Ann Wilson Gets Back To The Fierce Bliss Of Playing Live


Playing live music is in Ann Wilson’s blood. The San Diego native is a performer who not only craves the intangible give-and-take she gets from the audiences she’s entertaining, but with the musicians she’s interacting with, be it on stage or in the studio. With Heart in a self-described “dormant” state, getting to scratch that itch after two-plus years of pandemic-informed scenarios was paramount. It’s all the more pressing on the heels of the recent release of Fierce Bliss, her third and newest solo outing.

Ann Wilson
(Photo by Criss Cain)


Leading up to this latest project, last year saw Wilson shaking off the performance rust by touring behind the 2021 Sawheat 8 EP. She used that momentum to record in Nashville and the storied FAME studio in Muscle Shoals with her band, the Amazing Dawgs. From Wilson’s experience trying to pull the EP together, the Rock and Roll Hall of Famer knew that socially distanced collaborating wasn’t going to cut it going forward.
“When we tried to record some of these songs [for Sawheat 8] remotely, I didn’t feel like it had that punch,” she explained. “There was a feeling of vagueness to it because it was more about doing what you need to do, get back to me and you wind up with this mountain of material that’s been to a few different destinations with each person putting their own style on it. That just didn’t work for me.”

With that lesson learned, Wilson spent a week a piece in Tennessee and Alabama, emerging along the way with 11 songs that are a mix of covers, collaborations and originals. In the process, she wound up working with a number of notable names including Kenny Wayne Shepherd, Gov’t Mule’s Warren Haynes and Vince Gill. What started out as a way of getting out of the house and reconnecting with her craft in a real-time manner instead yielded Fierce Bliss. Among the highlights are originals like “Greed,” an aggressive rocker that draws from industry experiences (“I think people who claim to have made every decision from a root of pure idealism, and never done anything dark or greedy, is lying”) and “Black Wing,” an ethereal gem sparked by COVID-caused isolation shortly after Wilson moved to Florida and features Wilson’s flute accompaniment.
“It was the first song I wrote during the pandemic when we were in lockdown,” she said. “I’d look out my window for months at this river where all these birds were flying around. As I was feeling more isolated, I started to anthropomorphize them and wish I could be up there with them too able to go everywhere.”

Not unlike the connection she found with Loverboy’s Mike Reno on the 1984 hit “Almost Paradise,” Wilson hits the sweet spot with Vince Gill on a reading of the 1975 Queen nugget “Love of My Life.” The idea came out of the septuagenarian vocalist envisioning her version as a duet and trying to figure out who “the male angel” would be that could sing the other part of this cover.
“I thought how great the song would be if it was stripped down and just sung with soul,” she said. “It had to be Vince Gill because he’s got that voice.”

As to what fans can look forward to, Wilson promises a solid cross-section of material from the different eras of her career.
“They can expect some new stuff—songs they haven’t even heard yet as well as a few Heart songs and a few covers,” she said. “[The Amazing Dawgs] are a great band. They’re just fantastic and I’m having a ball with them.”
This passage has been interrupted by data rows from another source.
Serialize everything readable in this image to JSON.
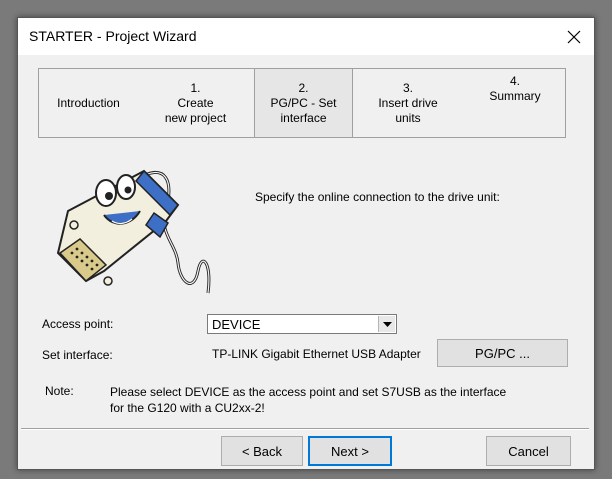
{
  "window": {
    "title": "STARTER - Project Wizard"
  },
  "steps": [
    {
      "lines": [
        "Introduction"
      ],
      "active": false
    },
    {
      "lines": [
        "1.",
        "Create",
        "new project"
      ],
      "active": false
    },
    {
      "lines": [
        "2.",
        "PG/PC - Set",
        "interface"
      ],
      "active": true
    },
    {
      "lines": [
        "3.",
        "Insert drive",
        "units"
      ],
      "active": false
    },
    {
      "lines": [
        "4.",
        "Summary"
      ],
      "active": false
    }
  ],
  "main": {
    "instruction": "Specify the online connection to the drive unit:",
    "access_point_label": "Access point:",
    "access_point_value": "DEVICE",
    "set_interface_label": "Set interface:",
    "interface_value": "TP-LINK Gigabit Ethernet USB Adapter",
    "pgpc_button": "PG/PC ...",
    "note_label": "Note:",
    "note_text": "Please select DEVICE as the access point and set S7USB as the interface for the G120 with a CU2xx-2!"
  },
  "footer": {
    "back_button": "< Back",
    "next_button": "Next >",
    "cancel_button": "Cancel"
  },
  "icons": {
    "close": "close-icon",
    "dropdown": "chevron-down-icon",
    "mascot": "cable-mascot-icon"
  }
}
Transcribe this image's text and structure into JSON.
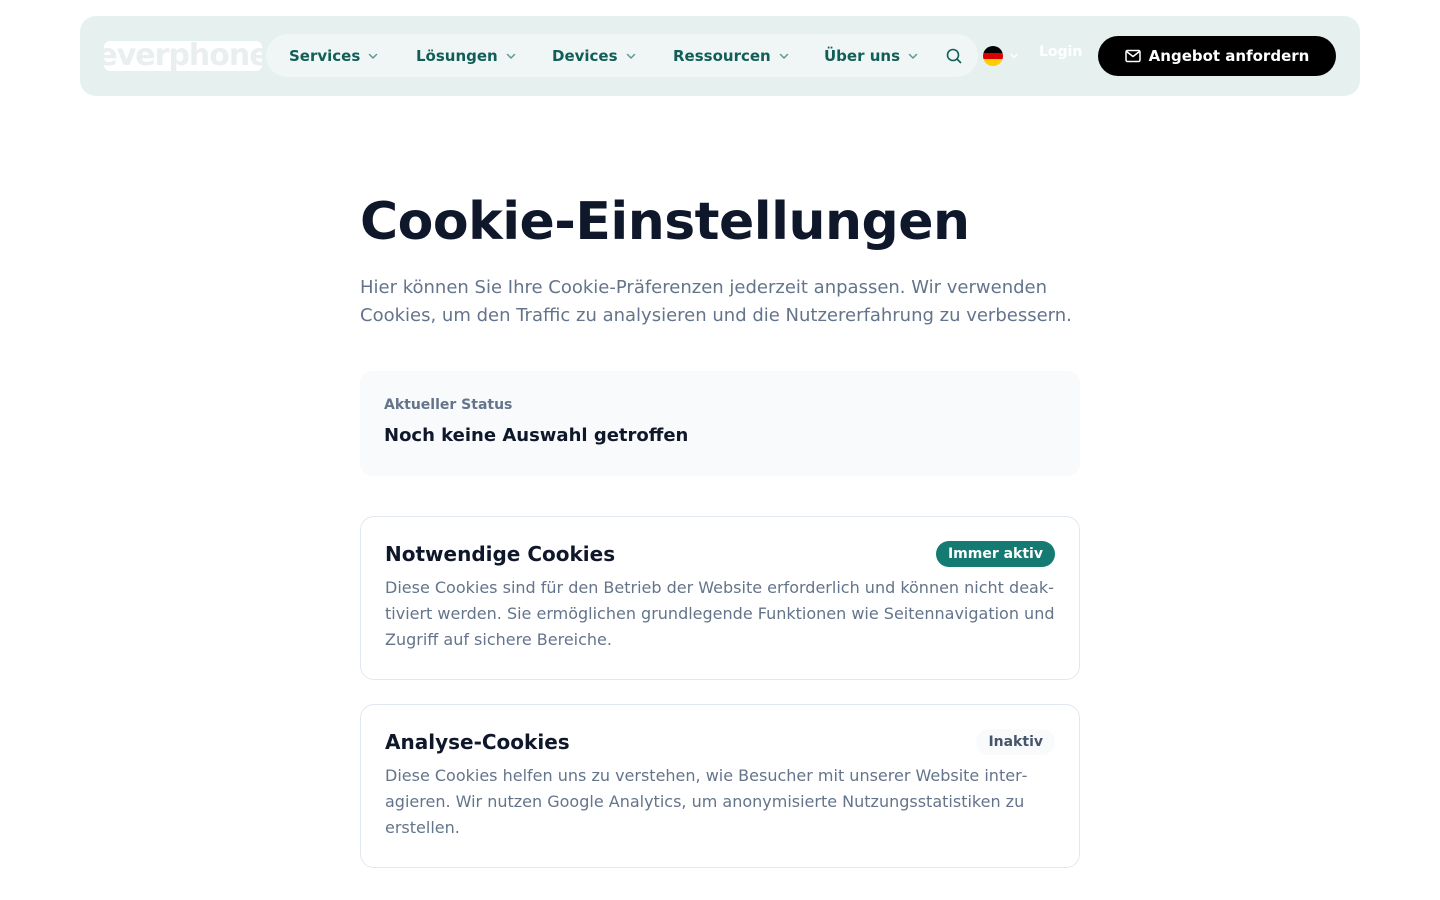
{
  "header": {
    "logo_text": "everphone",
    "nav": [
      {
        "label": "Services"
      },
      {
        "label": "Lösungen"
      },
      {
        "label": "Devices"
      },
      {
        "label": "Ressourcen"
      },
      {
        "label": "Über uns"
      }
    ],
    "search_icon": "search-icon",
    "language_flag": "germany-flag-icon",
    "login_label": "Login",
    "cta_label": "Angebot anfordern",
    "cta_icon": "mail-icon"
  },
  "main": {
    "title": "Cookie-Einstellungen",
    "intro": "Hier können Sie Ihre Cookie-Präferenzen jederzeit anpassen. Wir verwenden Cookies, um den Traffic zu analysieren und die Nutzererfahrung zu verbessern.",
    "status": {
      "label": "Aktueller Status",
      "value": "Noch keine Auswahl getroffen"
    },
    "cards": [
      {
        "title": "Notwendige Cookies",
        "badge": "Immer aktiv",
        "text": "Diese Cookies sind für den Betrieb der Website erforderlich und können nicht deak­tiviert werden. Sie ermöglichen grundlegende Funktionen wie Seitennavigation und Zugriff auf sichere Bereiche."
      },
      {
        "title": "Analyse-Cookies",
        "badge": "Inaktiv",
        "text": "Diese Cookies helfen uns zu verstehen, wie Besucher mit unserer Website inter­agieren. Wir nutzen Google Analytics, um anonymisierte Nutzungsstatistiken zu erstellen."
      }
    ]
  },
  "colors": {
    "accent": "#115e59",
    "badge_active": "#147a72",
    "navbar_bg": "#e6f0ef",
    "cta_bg": "#000000"
  }
}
With the rest of the year packed with tour dates, Wilson gets to tap into the spiritual sustenance she gets from playing before an audience. And if you think the intrinsic satisfaction Wilson gets from playing live might be a result of seeing Led Zeppelin for the first time on a bill with Three Dog Night and the Fifth Dimension. Or the early days she spent in pre-Heart bands like White Heart and Hocus Pocus, you’d be wrong. It was instead the experience of listening to her mom’s copy of Harry Belafonte’s Live at Carnegie Hall that cast the dye for the future rock singer that continues to be her creative North Star.

“Live at Carnegie Hall is just a classic record with some amazing performances on there,” she recalled. “He did this version of the old Irish song ‘Danny Boy’ on there. He just has the audience right in the palm of his hand with all this delicacy and tenderness before he goes up to this one high note and nails it. I was just a little kid listening to that and I felt the thrill of that high note so deeply that in that moment, I knew I had to do that somehow. I didn’t know how but I had to get up there and feel that. It had very little to do with an audience. It had more to do with being a hollow reed and taking orders from the Force.”